Le corps c'est l'écran. La philosophie du visuel de Merleau-Ponty

par Anna Caterina Dalmasso

Thèse de doctorat en Philosophie (métaphysique, épistémologie, esthétique)

Sous la direction de Mauro Carbone et de Andrea Pinotti.

Le président du jury était Philippe Dubois.

Le jury était composé de Philippe Dubois, Emmanuel de Saint Aubert, Galen A. Johnson, Ruggero Eugeni.

Les rapporteurs étaient Philippe Dubois, Emmanuel de Saint Aubert.


  • Résumé

    Pour Merleau-Ponty, l’exigence de repenser la rationalité contemporaine au-delà du dualisme de sujet et objet implique et s’entrelace avec la question du regard, conçu non pas en tant que point d’où se produit une vision du monde, mais comme événement dans lequel le sujet et le monde naissent l’un à l’autre dans un seul mouvement de co-naissance. Le visible alors, et notamment ce type particulier de visible qu’est l’image, est compris comme le point où il en va de la rationalité et de l’Être, en même temps qu’il est pensé dans sa dimension historique, en vertu de son apparition phénoménale et située, mais aussi en tant qu’il implique un revers d’invisibilité ou horizon de latence. Ainsi, le voir est réintégré dans ce corps, dont les yeux voient, et le rapport entre corps et image est compris dans sa trame historique et processuelle, incluant les mutations anthropologiques et épistémiques qui sont à l’œuvre dans notre rapport au monde visible, Merleau-Ponty lui-même n’hésitant pas à faire appel aux médias et aux arts visuels pour poursuivre la formulation d’un tel rapport sur le plan philosophique. En comprenant le sujet comme un voyant qui n’est pas simplement dans le visible, mais en est, le philosophe en vient à formuler une réversibilité de la vision et une co-implication de sens et sensible, riches de conséquences pour une compréhension du régime scopique contemporain, et convergeant avec les instances propres du tournant iconique ou pictural ayant investi la pensée de l’image, tant dans le domaine anglo-saxon que dans le contexte européen.C’est donc à partir de ces éléments qu’il est possible de formuler une pensée du visuel de Merleau-Ponty, qu’on cherchera à caractériser par le biais de certains noyaux décisifs – image, œuvre, médium, technique, haptique – et notamment à travers la référence au cinéma et à la notion d’écran, tantôt dans la tentative d’en reconstruire le développement, par rapport aux sources et aux différentes phases de la réflexion merleau-pontienne, tantôt dans la tentative d’en cerner l’impact généré au sein d’autres champs scientifiques, ainsi que d’en mettre en lumière l’intérêt pour toute pensée qui se propose d’interroger l’image et le visuel aujourd’hui.

  • Titre traduit

    The Body is the Screen. Merleau-Ponty’s Philosophy of the Visual


  • Résumé

    Merleau-Ponty’s later thought is primarily concerned with a new conception of visibility, of what the philosopher calls a “generality of the Sensible”, originating both the “reversibility” of the body, its capacity to be both sentient and sensible, and an intentionality of the visible itself.
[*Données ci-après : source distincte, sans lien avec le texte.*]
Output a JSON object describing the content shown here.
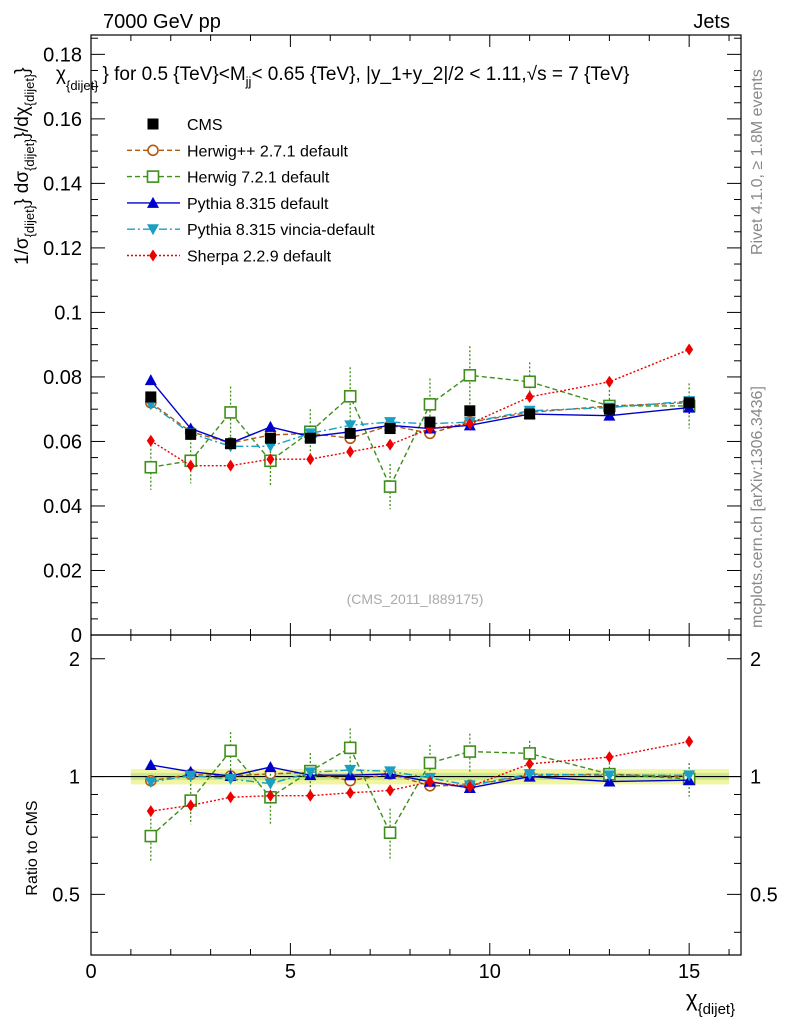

What is at stake in thinking of the seer as being enveloped in the visible, as being of it, within the visible, is an “ontological rehabilitation of the sensible”, which is particularly rich and brings along consequences for an understanding of our contemporary scopic regime, and especially of the ontological status of images and screens in our visual experience. Merleau-Ponty thinks of the visible world not simply as an object, but as the pivot for a new conception of rationality and Being, one that seeks to rearticulate the ontological relationship between the self and the world beyond all forms of dualism. Accordingly, the visible is taken into account in its historicity, as long as it is phenomenal and situated in its appearance, but also as it always implies a constitutive invisibility or a certain latency and virtuality. Vision is conceived as a historical and processual phenomenon, including anthropological and epistemic mutations being afoot in our contact with the visible world, inscribed in human forms of expression and particularly artistic creation, which is one of the cores of Merleau-Ponty’s philosophical work. It is then with regard to such aspects that it is possible to refer to a philosophy of the “visual” in Merleau-Ponty, which I will try to characterize, by focusing on some fundamental pivotal points, such as image, medium, technique, work of art, haptic. I will make special reference to the reflection on cinema and the notion of “screen”, in the attempt of both retracing the elaboration of such issues, in relation to sources and different phases of Merleau-Ponty’s philosophy, and appreciating the interest that his thought has generated in other scientific fields related to visual.